Review: HyperX Alloy Elite RGB gaming keyboard

A firmware update for a keyboard? Yes. Really.

Review: HyperX Alloy Elite RGB gaming keyboard
Supplier: HyperX

So there I was, being all smart and shit and knocking off two reviews with one, um, stone. I'm playing Vermintide II, and figured it would also be a good idea to check out the new HyperX Alloy Elite RGB keyboard that just dropped into the office.

The perfect crime, I thought, and it all started remarkably well.

Out of the box, the Alloy Elite RGB may not immediately justify the $269 price tag, but it's certainly an impressive bit of kit nonetheless. It's built around a supremely solid steel base, and the whole thing feels sturdy enough that you could probably batter down a door with it if you found yourself in some bizarre locked-room gaming emergency.

It's a full-length keyboard, too, so it took some getting used to - my usual office key-puncher is a venerable and compact CM Storm Rapid 1, so for about five minutes everything I typed was off by one letter, so I was all "jru ;ppl sy ,r@" until I got used to the extra length.

More irritating however, is the labelling on each key; it may seem minor, but I'm really not a fun of clever lettering on keyboards, and the Alloy Elite RGB has all the special characters beside the main letter of each key, rather than underneath, and that's something I find can really throw me when I'm hunting-and-pecking for a key, rather than touch-typing. For someone who's not a touch typist, the dramatically different profiles of each character grouping could be quite challenging.

The keys themselves are Cherry MX Brown mechanical switches, and while they're not my preferred Cherry keys (Cherry MX Blue are the best and that's a hill I am perfectly willing to die on), they get the job done. They're RGB keys, too, so at the press of a button you can enjoy a solid red effect, a gaming-focused set up that highlights the WASD keys, or a trippy rainbow pulsing effect kind of akin to a unicorn throwing up. I stuck with the gaming set up, and just got on with shooting Skaven in the face.

The Alloy Elite RGB is sturdy under gaming conditions, and the combination of weight and rubber feet means it's staying in place no matter how much hammering it gets in the heat of battle. The volume roller feels lovely when you're trying to up the sound on a game or a vid, and there's multimedia keys as well.

If you want to further tweak the lighting, and make use of the keyboard's onboard memory to store said lighting profiles... Well, that's where things get a little surreal.

You need to install the HyperX Ngenuity software to tweak the RGB lighting, and apart from that horribly name, the software won't actually work with the keyboard right away - it needed to run a firmware update.
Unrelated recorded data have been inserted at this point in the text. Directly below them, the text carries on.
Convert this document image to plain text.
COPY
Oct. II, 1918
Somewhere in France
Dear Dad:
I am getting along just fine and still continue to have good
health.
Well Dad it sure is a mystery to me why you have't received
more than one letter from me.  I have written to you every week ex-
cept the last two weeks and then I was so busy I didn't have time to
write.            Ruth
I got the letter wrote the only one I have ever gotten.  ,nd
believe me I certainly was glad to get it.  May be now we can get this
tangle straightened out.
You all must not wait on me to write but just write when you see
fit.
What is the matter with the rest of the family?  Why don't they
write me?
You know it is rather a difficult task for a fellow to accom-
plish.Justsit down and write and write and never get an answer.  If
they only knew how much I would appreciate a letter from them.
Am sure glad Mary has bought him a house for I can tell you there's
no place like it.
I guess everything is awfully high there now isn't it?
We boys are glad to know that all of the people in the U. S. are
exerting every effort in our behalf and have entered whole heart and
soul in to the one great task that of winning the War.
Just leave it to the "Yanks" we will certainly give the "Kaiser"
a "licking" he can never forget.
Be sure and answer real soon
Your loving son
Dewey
A FIRMWARE UPDATE. For a keyboard. That's just... Well, okay, it's 2018 I guess that's a thing now, firmware updates for keyboards right, got it.

So I run the update, my keyboard goes dark and then I get a pop-up telling me I need to restart the whole PC just to get my damn keyboard working again. Which I do. And of course the keyboard seems to now be bricked. One lone light, indicating that Game Mode is currently working, but no other RGB was even tinkling, and certainly none of the keys are responding to actual typing. 

Now, I am aware that these things can happen, and they do not necessarily reflect poorly on a product. But the necessity for a firmware update in the first place, for a product that is brand new, just rankles. And if I had just dropped $269 of my hard-earned on the Alloy Elite RGB, I'd be pretty ropable.

That slight issue of now being the proud owner of a very expensive, MX Blue-powered lump of steel aside, the Alloy Elite RGB is a fine effort at making a high-end gaming keyboard. It's expensive, not quite at Corsair levels of insanity. A detachable wrist-rest rounds out the package, and the thick USB cable is lovingly sheathed in cloth.

But, at the end of the day, it also doesn't work any more, so... There's that. From some judicious googling it seems that we may just be unlucky, so keep that in mind if this keyboard does appeal, and many other reviewers are rather in love with it. I don't blame them.

I, however, have gone back to my trusty CM Storm Rapid. 

EDIT: We've been speaking with HyperX about this and have a second keyboard on the way - let's see how this one goes!

Solid design
Lovely RGB lighting
Comfortable wrist rest
A firmware update. Really
Slight case of not working
6 10
A great keyboard in and of itself, but stupidly expensive and prone to software issues.